What does the principle of storage limitation and erasure of data mean?
The principle of storage limitation from GDPR means that a company must erase personal data, when the personal data no longer necessary to process. According to the principle of storage limitation, companies shall not store personal data longer than necessary to fulfill the purpose of the processing. In other words, the Controller must delete personal data after a period of time and not store it indefinitely. Also, it means that a company should not store personal data longer than required.
The main rule about erasure is that a company should delete personal data, when they are no longer necessary. The general data protection regulation sets out the principle of storage limitation in Article 5 (e) of the GDPR.
Erasure of personal data to comply with the principle of storage limitation
The Controller need to erase personal data regularly. For example, when the data is no longer necessary to process. A company often process personal data in received and sent e-mails. Therefore, a company should erase e-mails regularly.
A company may also store personal data in different and several storage locations. For example, business systems, local storage in a work computer, notes, work phone, servers, backup files, e-mail, cloud storage, etc.
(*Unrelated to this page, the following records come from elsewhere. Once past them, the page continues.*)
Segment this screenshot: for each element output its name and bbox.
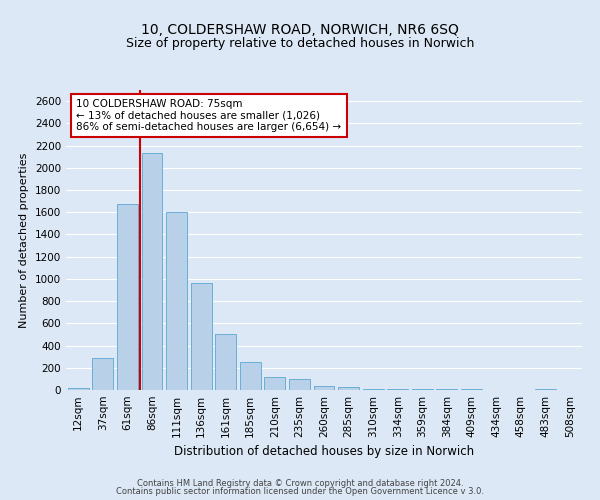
Bar bbox=[92, 358, 113, 390]
Bar bbox=[240, 362, 261, 390]
Bar bbox=[215, 334, 236, 390]
X-axis label: Distribution of detached houses by size in Norwich: Distribution of detached houses by size … bbox=[174, 446, 474, 458]
Text: 10 COLDERSHAW ROAD: 75sqm
← 13% of detached houses are smaller (1,026)
86% of se: 10 COLDERSHAW ROAD: 75sqm ← 13% of detac… bbox=[76, 99, 341, 132]
Bar bbox=[117, 204, 138, 390]
Bar bbox=[191, 284, 212, 390]
Bar bbox=[289, 380, 310, 390]
Bar bbox=[68, 388, 89, 390]
Y-axis label: Number of detached properties: Number of detached properties bbox=[19, 152, 29, 328]
Bar bbox=[338, 386, 359, 390]
Bar bbox=[166, 212, 187, 390]
Bar bbox=[142, 154, 163, 390]
Bar bbox=[314, 386, 334, 390]
Text: Contains HM Land Registry data © Crown copyright and database right 2024.: Contains HM Land Registry data © Crown c… bbox=[137, 478, 463, 488]
Text: Size of property relative to detached houses in Norwich: Size of property relative to detached ho… bbox=[126, 38, 474, 51]
Text: 10, COLDERSHAW ROAD, NORWICH, NR6 6SQ: 10, COLDERSHAW ROAD, NORWICH, NR6 6SQ bbox=[141, 22, 459, 36]
Text: Contains public sector information licensed under the Open Government Licence v : Contains public sector information licen… bbox=[116, 487, 484, 496]
Bar bbox=[265, 376, 286, 390]
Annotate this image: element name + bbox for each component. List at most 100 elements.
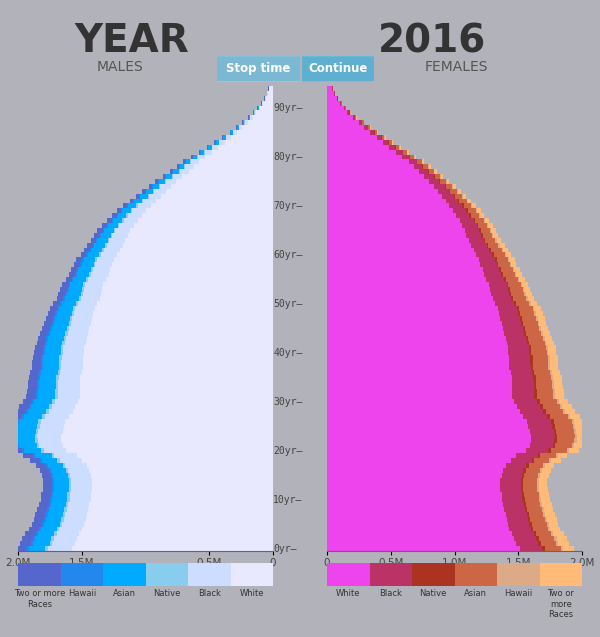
Bar <box>82 527 273 531</box>
Bar <box>34 541 50 546</box>
Bar <box>142 199 143 203</box>
Bar <box>41 370 58 375</box>
Bar <box>182 174 273 179</box>
Bar <box>208 145 212 150</box>
Bar <box>74 262 80 267</box>
Bar <box>218 145 273 150</box>
Bar <box>327 257 479 262</box>
Text: 20yr–: 20yr– <box>273 446 302 455</box>
Bar <box>50 497 52 502</box>
Bar <box>445 184 446 189</box>
Text: Asian: Asian <box>464 589 487 599</box>
Bar <box>327 345 508 350</box>
Bar <box>355 115 356 120</box>
Bar <box>28 380 37 385</box>
Bar <box>123 203 127 208</box>
Bar <box>478 223 487 228</box>
Bar <box>104 248 120 252</box>
Bar <box>54 536 77 541</box>
Bar <box>71 482 92 487</box>
Bar <box>76 257 82 262</box>
Bar <box>237 125 239 130</box>
Bar <box>55 311 57 316</box>
Bar <box>89 468 273 473</box>
Text: Hawaii: Hawaii <box>68 589 96 599</box>
Bar <box>71 478 92 482</box>
Bar <box>497 257 508 262</box>
Bar <box>552 380 554 385</box>
Bar <box>52 321 53 326</box>
Bar <box>93 243 94 248</box>
Bar <box>327 287 490 292</box>
Bar <box>488 223 493 228</box>
Bar <box>48 463 63 468</box>
Bar <box>4 429 15 434</box>
Bar <box>455 194 462 199</box>
Bar <box>396 150 403 155</box>
Bar <box>44 448 67 453</box>
Bar <box>51 536 54 541</box>
Bar <box>85 345 273 350</box>
Bar <box>538 541 541 546</box>
Bar <box>540 453 556 458</box>
Bar <box>568 414 570 419</box>
Bar <box>555 389 563 394</box>
Bar <box>327 277 487 282</box>
Bar <box>52 326 67 331</box>
Bar <box>519 277 525 282</box>
Bar <box>243 120 244 125</box>
Bar <box>517 306 518 311</box>
Text: 60yr–: 60yr– <box>273 250 302 260</box>
Bar <box>101 252 118 257</box>
Bar <box>327 453 515 458</box>
Bar <box>53 316 55 321</box>
Bar <box>544 507 553 512</box>
Bar <box>27 389 36 394</box>
Bar <box>263 101 273 106</box>
Bar <box>557 399 559 404</box>
Bar <box>530 365 533 370</box>
Bar <box>577 438 587 443</box>
Bar <box>118 213 127 218</box>
Bar <box>458 199 459 203</box>
Bar <box>503 272 515 277</box>
Bar <box>49 502 51 507</box>
Bar <box>539 536 554 541</box>
Bar <box>557 438 574 443</box>
Bar <box>535 394 537 399</box>
Bar <box>52 453 54 458</box>
Bar <box>523 482 537 487</box>
Bar <box>95 262 112 267</box>
Bar <box>462 223 476 228</box>
Bar <box>41 448 44 453</box>
Bar <box>65 463 87 468</box>
Bar <box>256 110 273 115</box>
Bar <box>134 199 142 203</box>
Bar <box>44 321 52 326</box>
Bar <box>479 257 495 262</box>
Bar <box>41 355 43 360</box>
Bar <box>553 385 554 389</box>
Bar <box>103 223 107 228</box>
Bar <box>91 272 109 277</box>
Bar <box>526 292 532 296</box>
Bar <box>37 443 39 448</box>
Bar <box>544 512 545 517</box>
Bar <box>53 473 68 478</box>
Bar <box>441 174 443 179</box>
Bar <box>130 228 273 233</box>
Bar <box>71 321 91 326</box>
Bar <box>170 169 173 174</box>
Bar <box>41 365 43 370</box>
Bar <box>529 522 532 527</box>
Bar <box>563 409 565 414</box>
Bar <box>40 424 64 429</box>
Bar <box>364 125 368 130</box>
Bar <box>327 145 389 150</box>
Bar <box>46 409 49 414</box>
Bar <box>136 203 137 208</box>
Bar <box>48 336 64 341</box>
Bar <box>24 448 41 453</box>
Bar <box>554 419 572 424</box>
Bar <box>512 531 533 536</box>
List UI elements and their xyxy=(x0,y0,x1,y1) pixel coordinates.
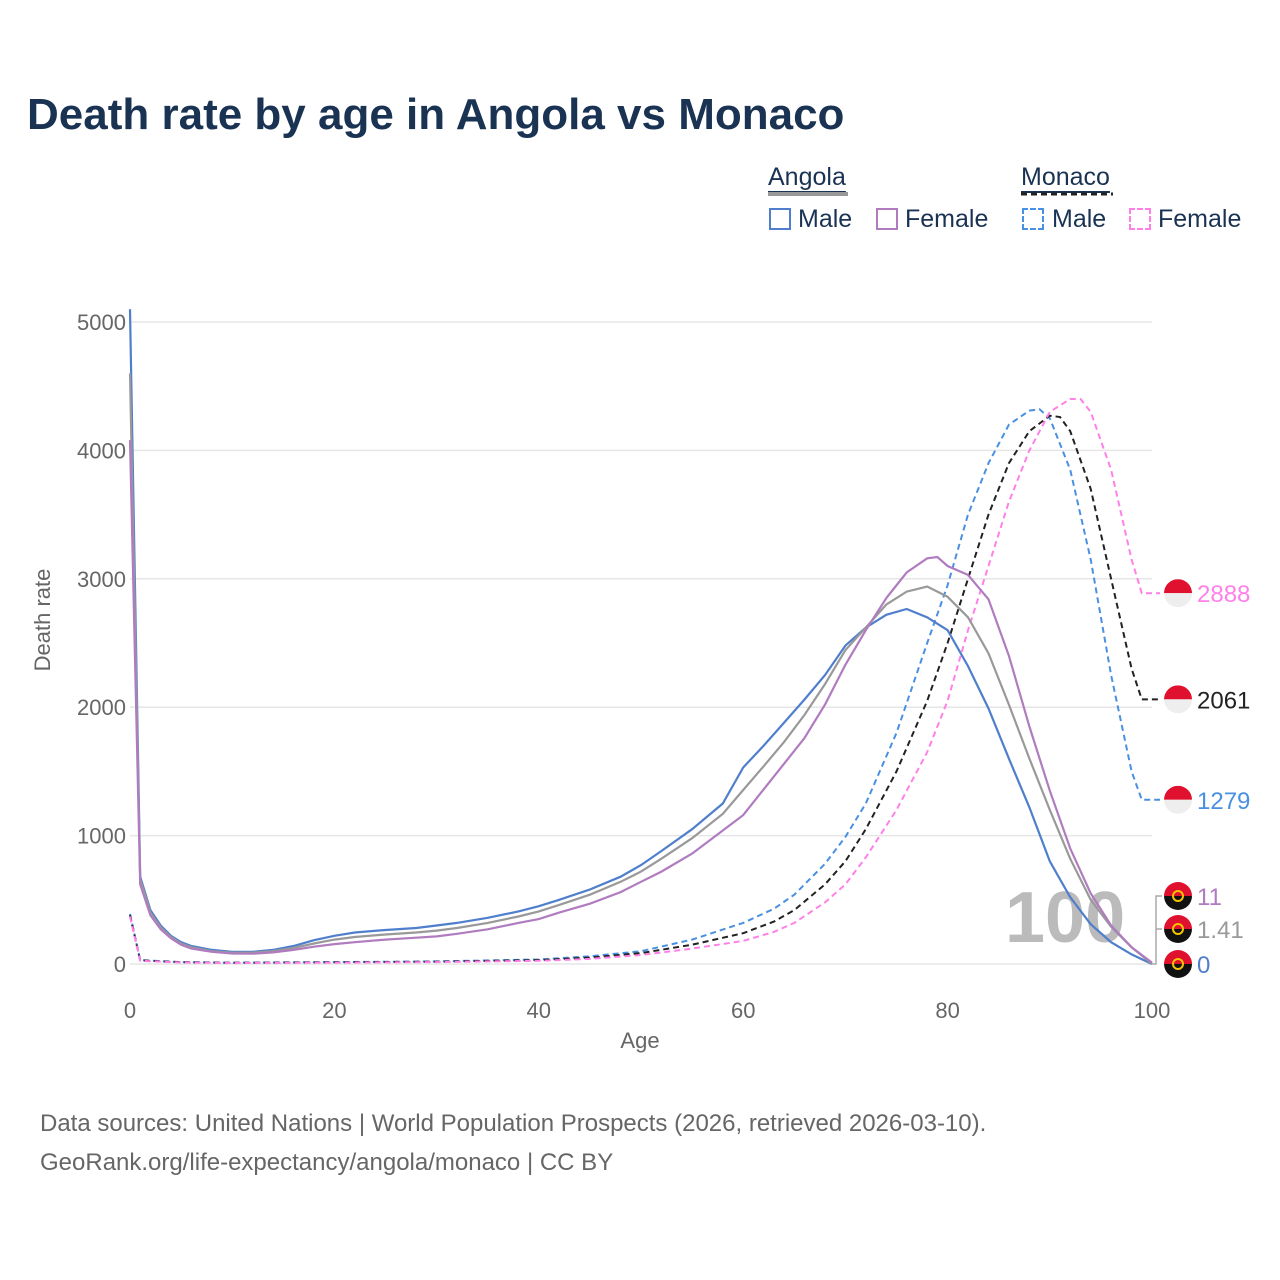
angola-flag-icon xyxy=(1164,915,1192,943)
end-value-label: 0 xyxy=(1197,952,1210,979)
y-tick-label: 3000 xyxy=(77,567,126,592)
y-tick-label: 0 xyxy=(114,952,126,977)
monaco-flag-icon xyxy=(1164,685,1192,714)
x-tick-label: 40 xyxy=(527,998,551,1023)
x-tick-label: 100 xyxy=(1134,998,1171,1023)
legend-angola-male[interactable]: Male xyxy=(798,205,853,233)
angola-flag-icon xyxy=(1164,882,1192,910)
end-value-label: 1279 xyxy=(1197,788,1250,815)
end-value-label: 1.41 xyxy=(1197,917,1244,944)
series-line-monaco-total xyxy=(129,414,1161,964)
series-line-angola-female xyxy=(128,440,1153,964)
y-tick-label: 5000 xyxy=(77,310,126,335)
legend-swatch-monaco-male xyxy=(1022,208,1044,230)
y-tick-label: 1000 xyxy=(77,824,126,849)
end-value-label: 2888 xyxy=(1197,581,1250,608)
legend-monaco-male[interactable]: Male xyxy=(1052,205,1107,233)
angola-flag-icon xyxy=(1164,950,1192,978)
legend-group-monaco: Monaco xyxy=(1021,163,1110,191)
series-line-angola-male xyxy=(128,309,1153,965)
legend-group-angola: Angola xyxy=(768,163,846,191)
x-axis-label: Age xyxy=(620,1028,659,1053)
end-value-label: 2061 xyxy=(1197,687,1250,714)
legend-angola-female[interactable]: Female xyxy=(905,205,989,233)
x-tick-label: 20 xyxy=(322,998,346,1023)
monaco-flag-icon xyxy=(1164,579,1192,608)
y-axis-label: Death rate xyxy=(30,569,55,672)
series-line-monaco-female xyxy=(129,398,1161,965)
legend-monaco-female[interactable]: Female xyxy=(1158,205,1242,233)
series-line-angola-total xyxy=(128,373,1153,965)
source-line-1: Data sources: United Nations | World Pop… xyxy=(40,1110,987,1137)
y-tick-label: 4000 xyxy=(77,438,126,463)
legend-swatch-angola-female xyxy=(876,208,898,230)
x-tick-label: 0 xyxy=(124,998,136,1023)
legend-swatch-angola-male xyxy=(769,208,791,230)
x-tick-label: 80 xyxy=(935,998,959,1023)
chart-title: Death rate by age in Angola vs Monaco xyxy=(27,90,845,139)
source-line-2: GeoRank.org/life-expectancy/angola/monac… xyxy=(40,1149,614,1176)
monaco-flag-icon xyxy=(1164,785,1192,814)
y-tick-label: 2000 xyxy=(77,695,126,720)
end-value-label: 11 xyxy=(1197,884,1222,911)
label-bracket xyxy=(1152,895,1162,965)
legend-swatch-monaco-female xyxy=(1129,208,1151,230)
x-tick-label: 60 xyxy=(731,998,755,1023)
series-line-monaco-male xyxy=(129,408,1161,964)
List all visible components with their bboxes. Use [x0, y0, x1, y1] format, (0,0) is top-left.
In addition, the company needs to be able to prove that they comply with the GDPR and carry out thinning. For example, the controller can create a logbook and make notes in it, every time an erasure takes place. The Controller can thus note why the erasure takes place. And also note from which storage location it was deleted, how many personal data were erased, etc.
Companies should also create a logbook for personal data breaches. In some cases, a company must report personal data breach to a Supervisory Authority within 72 hours.